Krimi-Couch Rezension vonJan 2012

Erst giftige Feder, dann blanker Mord

Ausgerechnet das renommierte Londoner Verlagshaus Wenham & Geraldine ist in einen Skandal verwickelt: Obwohl der hier veröffentlichte General Thoresby sich bereiterklärt hatte, in seinen Memoiren einige ehrenkränkende Anschuldigungen gegen seinen lebenslangen Konkurrenten Sir Charles Blair-Chatterley zu streichen, wurden diese von unbekannter Hand wieder in das Manuskript eingefügt, gedruckt und in den Handel gebracht. Nun feiern die Medien ein Fest, und der wütende Blair-Chatterley hat nicht nur Thoresby, sondern auch den Verlag wegen Verleumdung verklagt.
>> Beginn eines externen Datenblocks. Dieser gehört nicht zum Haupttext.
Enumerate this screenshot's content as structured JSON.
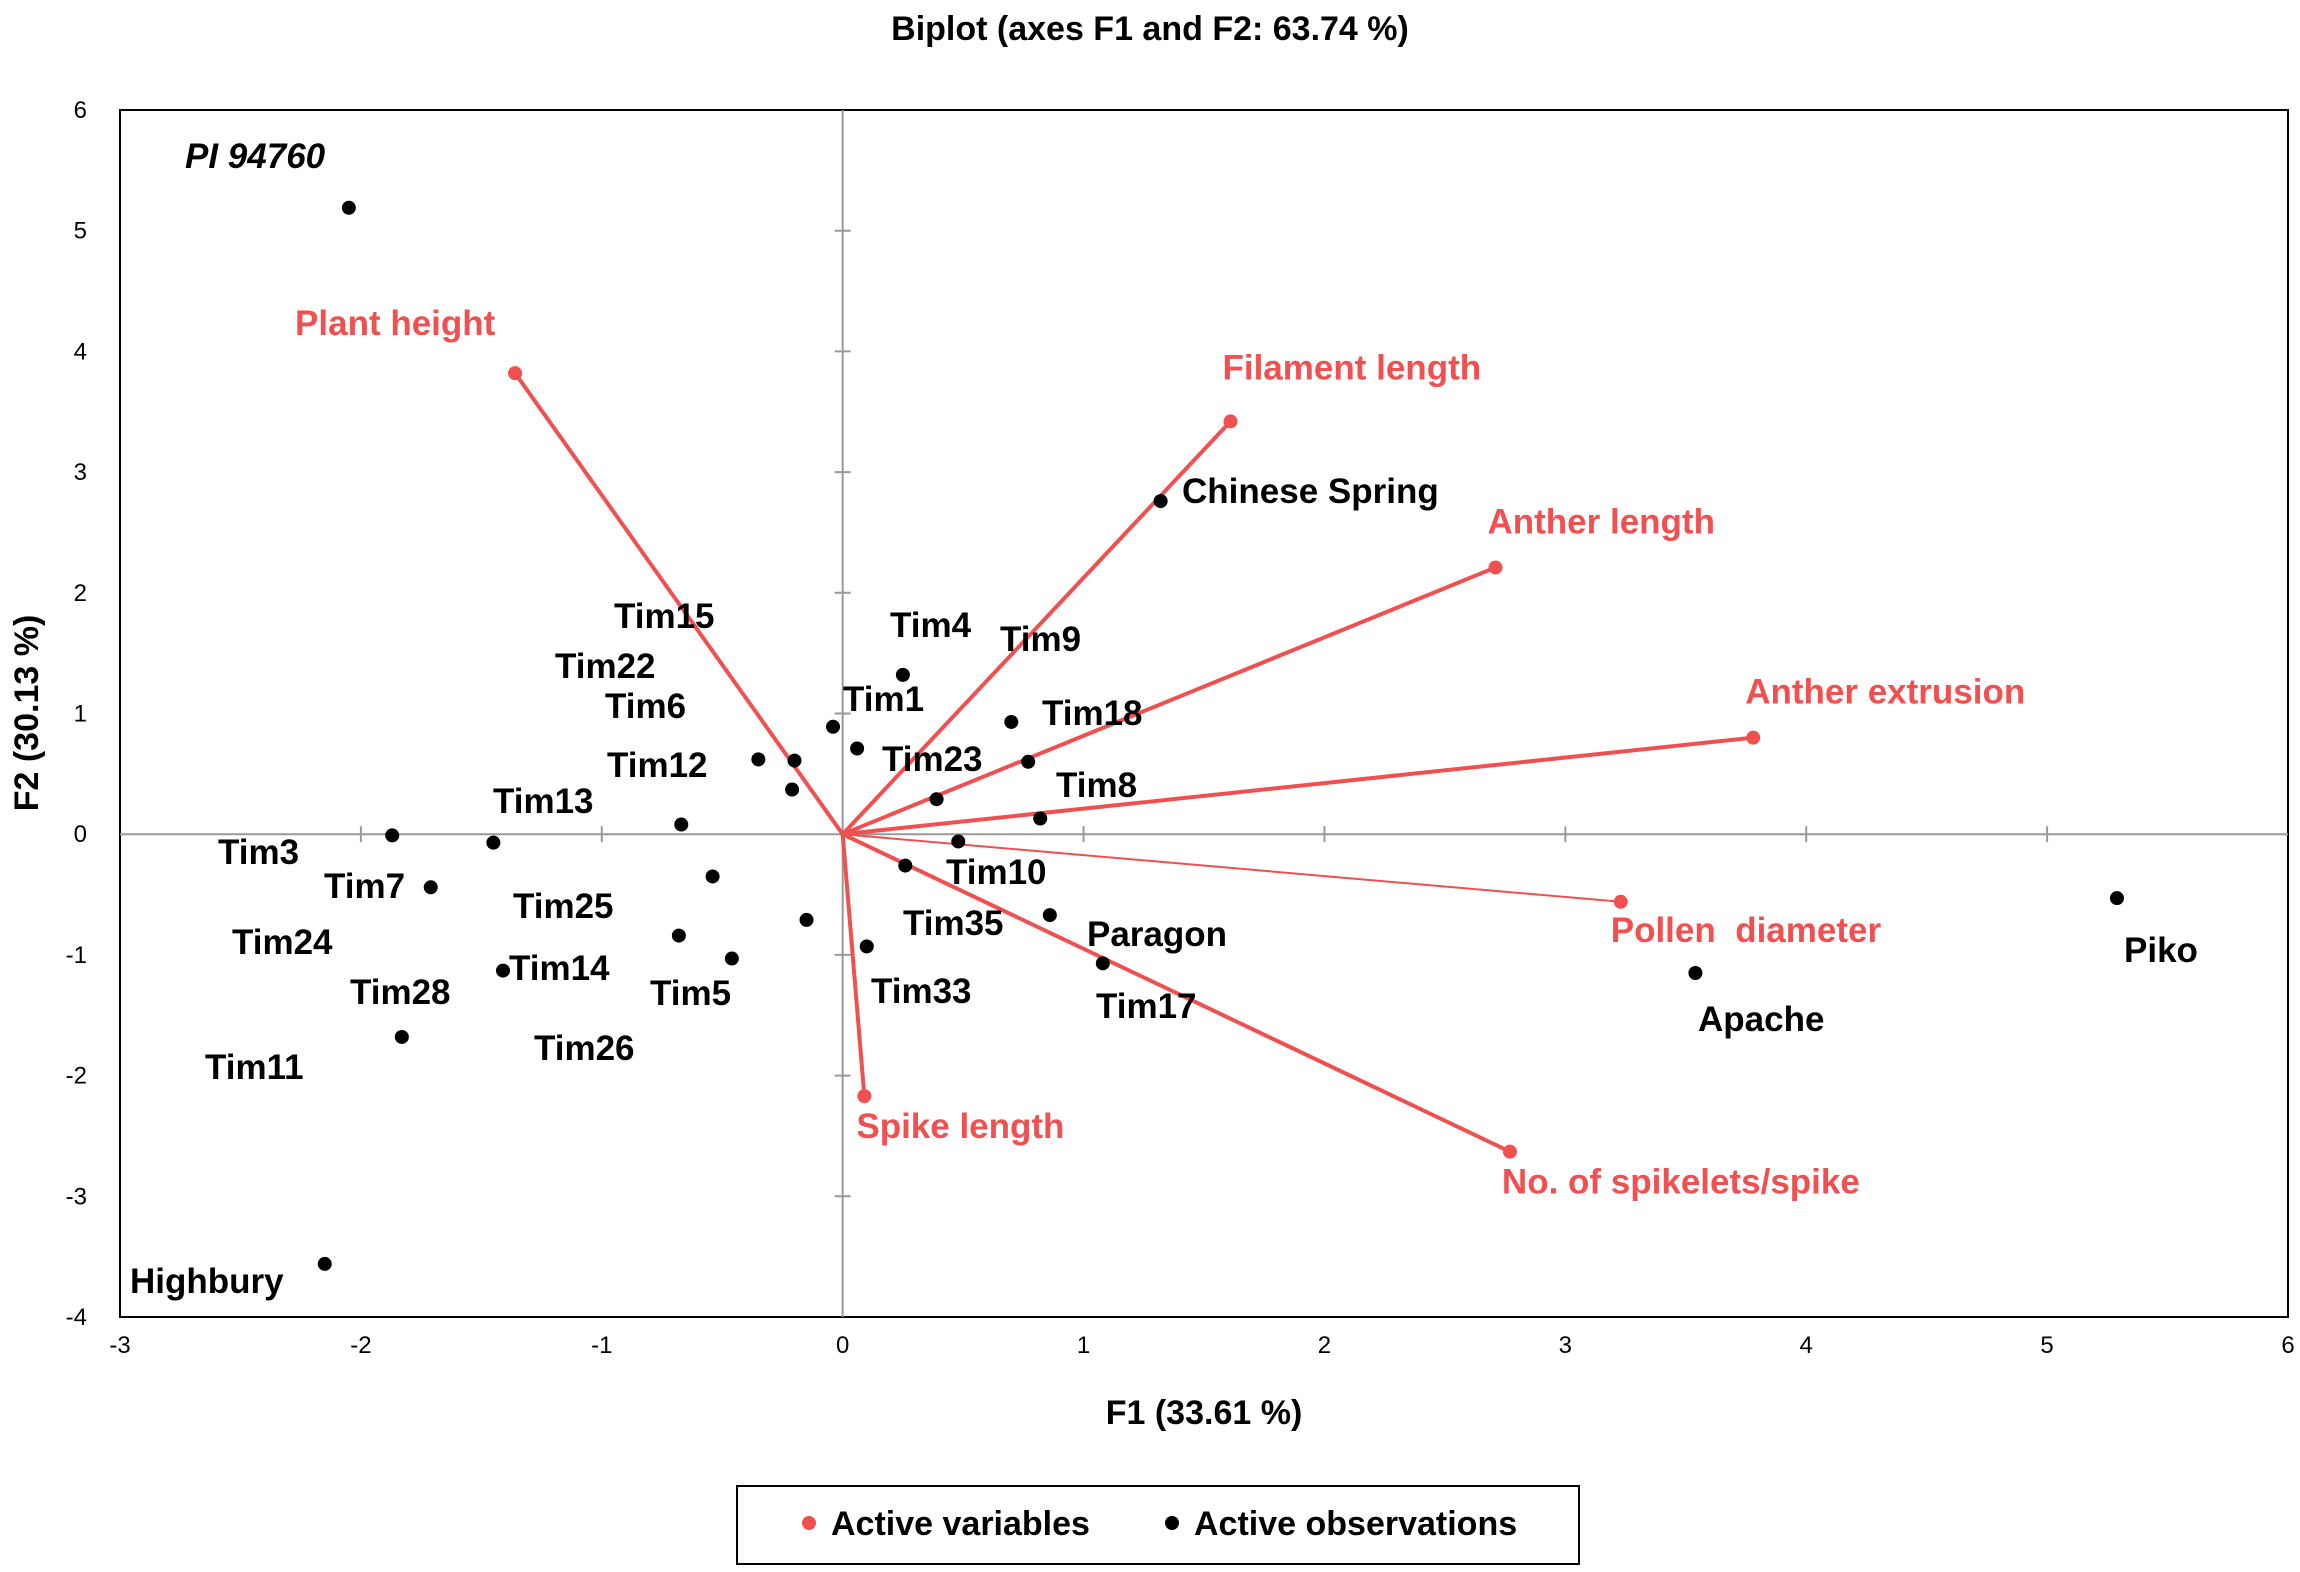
{
  "chart_data": {
    "type": "scatter",
    "title": "Biplot (axes F1 and F2: 63.74 %)",
    "xlabel": "F1 (33.61 %)",
    "ylabel": "F2 (30.13 %)",
    "xlim": [
      -3,
      6
    ],
    "ylim": [
      -4,
      6
    ],
    "xticks": [
      "-3",
      "-2",
      "-1",
      "0",
      "1",
      "2",
      "3",
      "4",
      "5",
      "6"
    ],
    "yticks": [
      "-4",
      "-3",
      "-2",
      "-1",
      "0",
      "1",
      "2",
      "3",
      "4",
      "5",
      "6"
    ],
    "colors": {
      "variables": "#f05050",
      "observations": "#000000",
      "frame": "#000000",
      "zero_lines": "#999999"
    },
    "legend": {
      "placement": "bottom-center",
      "items": [
        {
          "label": "Active variables",
          "color": "#f05050"
        },
        {
          "label": "Active observations",
          "color": "#000000"
        }
      ]
    },
    "variables": [
      {
        "name": "Plant height",
        "x": -1.36,
        "y": 3.82
      },
      {
        "name": "Filament length",
        "x": 1.61,
        "y": 3.42
      },
      {
        "name": "Anther length",
        "x": 2.71,
        "y": 2.21
      },
      {
        "name": "Anther extrusion",
        "x": 3.78,
        "y": 0.8
      },
      {
        "name": "Pollen  diameter",
        "x": 3.23,
        "y": -0.56
      },
      {
        "name": "No. of spikelets/spike",
        "x": 2.77,
        "y": -2.63
      },
      {
        "name": "Spike length",
        "x": 0.09,
        "y": -2.17
      }
    ],
    "observations": [
      {
        "name": "PI 94760",
        "x": -2.05,
        "y": 5.19,
        "italic": true
      },
      {
        "name": "Chinese Spring",
        "x": 1.32,
        "y": 2.76
      },
      {
        "name": "Tim15",
        "x": -0.35,
        "y": 0.62
      },
      {
        "name": "Tim22",
        "x": -0.2,
        "y": 0.61
      },
      {
        "name": "Tim6",
        "x": -0.21,
        "y": 0.37
      },
      {
        "name": "Tim4",
        "x": 0.25,
        "y": 1.32
      },
      {
        "name": "Tim9",
        "x": 0.7,
        "y": 0.93
      },
      {
        "name": "Tim1",
        "x": -0.04,
        "y": 0.89
      },
      {
        "name": "Tim18",
        "x": 0.77,
        "y": 0.6
      },
      {
        "name": "Tim23",
        "x": 0.06,
        "y": 0.71
      },
      {
        "name": "Tim12",
        "x": -0.67,
        "y": 0.08
      },
      {
        "name": "Tim8",
        "x": 0.82,
        "y": 0.13
      },
      {
        "name": "Tim13",
        "x": -1.45,
        "y": -0.07
      },
      {
        "name": "Tim3",
        "x": -1.87,
        "y": -0.01
      },
      {
        "name": "Tim7",
        "x": -1.71,
        "y": -0.44
      },
      {
        "name": "Tim10",
        "x": 0.48,
        "y": -0.06
      },
      {
        "name": "Tim25",
        "x": -0.54,
        "y": -0.35
      },
      {
        "name": "Tim35",
        "x": 0.26,
        "y": -0.26
      },
      {
        "name": "Paragon",
        "x": 0.86,
        "y": -0.67
      },
      {
        "name": "Tim24",
        "x": -0.68,
        "y": -0.84
      },
      {
        "name": "Tim14",
        "x": -1.41,
        "y": -1.13
      },
      {
        "name": "Tim5",
        "x": -0.46,
        "y": -1.03
      },
      {
        "name": "Tim33",
        "x": 0.1,
        "y": -0.93
      },
      {
        "name": "Tim17",
        "x": 1.08,
        "y": -1.07
      },
      {
        "name": "Tim28",
        "x": -0.15,
        "y": -0.71
      },
      {
        "name": "Tim26",
        "x": 0.39,
        "y": 0.29
      },
      {
        "name": "Tim11",
        "x": -1.83,
        "y": -1.68
      },
      {
        "name": "Apache",
        "x": 3.54,
        "y": -1.15
      },
      {
        "name": "Piko",
        "x": 5.29,
        "y": -0.53
      },
      {
        "name": "Highbury",
        "x": -2.15,
        "y": -3.56
      }
    ]
  }
}
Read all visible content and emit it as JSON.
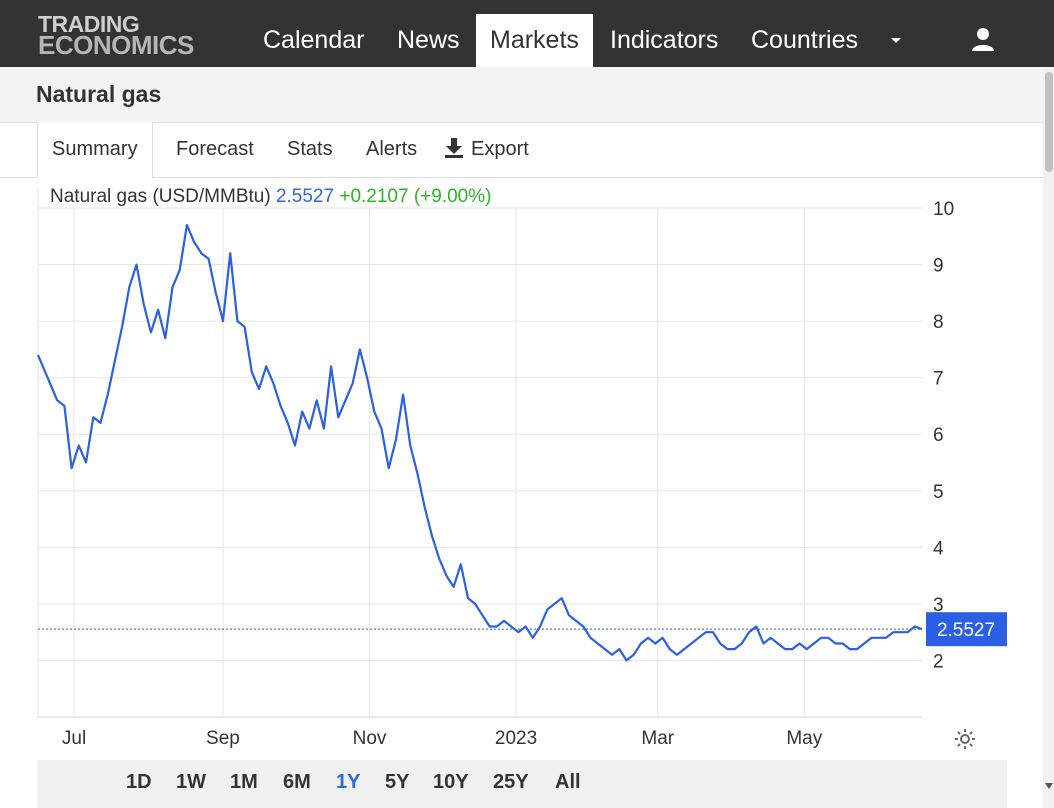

In ihrer Not beauftragt die Führungsspitze – bestehend aus Arthur Geraldine, Elizabeth Wenham und Basil Ryle – den Privatdetektiv Nigel Strangeways mit der Aufklärung dieser Sabotage. Als Teilzeit-Lektor wird er in den Verlag eingeschmuggelt, von den Mitarbeitern jedoch rasch durchschaut, woraufhin Strangeways seine Maske fallen lässt und auf klärende Indiskretionen hofft. Hinter den Kulissen von Wenham & Geraldine geht es nämlich wenig kultiviert zu. Konkurrenzkämpfe werden still aber heftig geführt. Die brisanten Passagen könnten deshalb viele verärgerte Mitarbeiter und sogar Gäste des Hauses auf ihren Weg gebracht haben.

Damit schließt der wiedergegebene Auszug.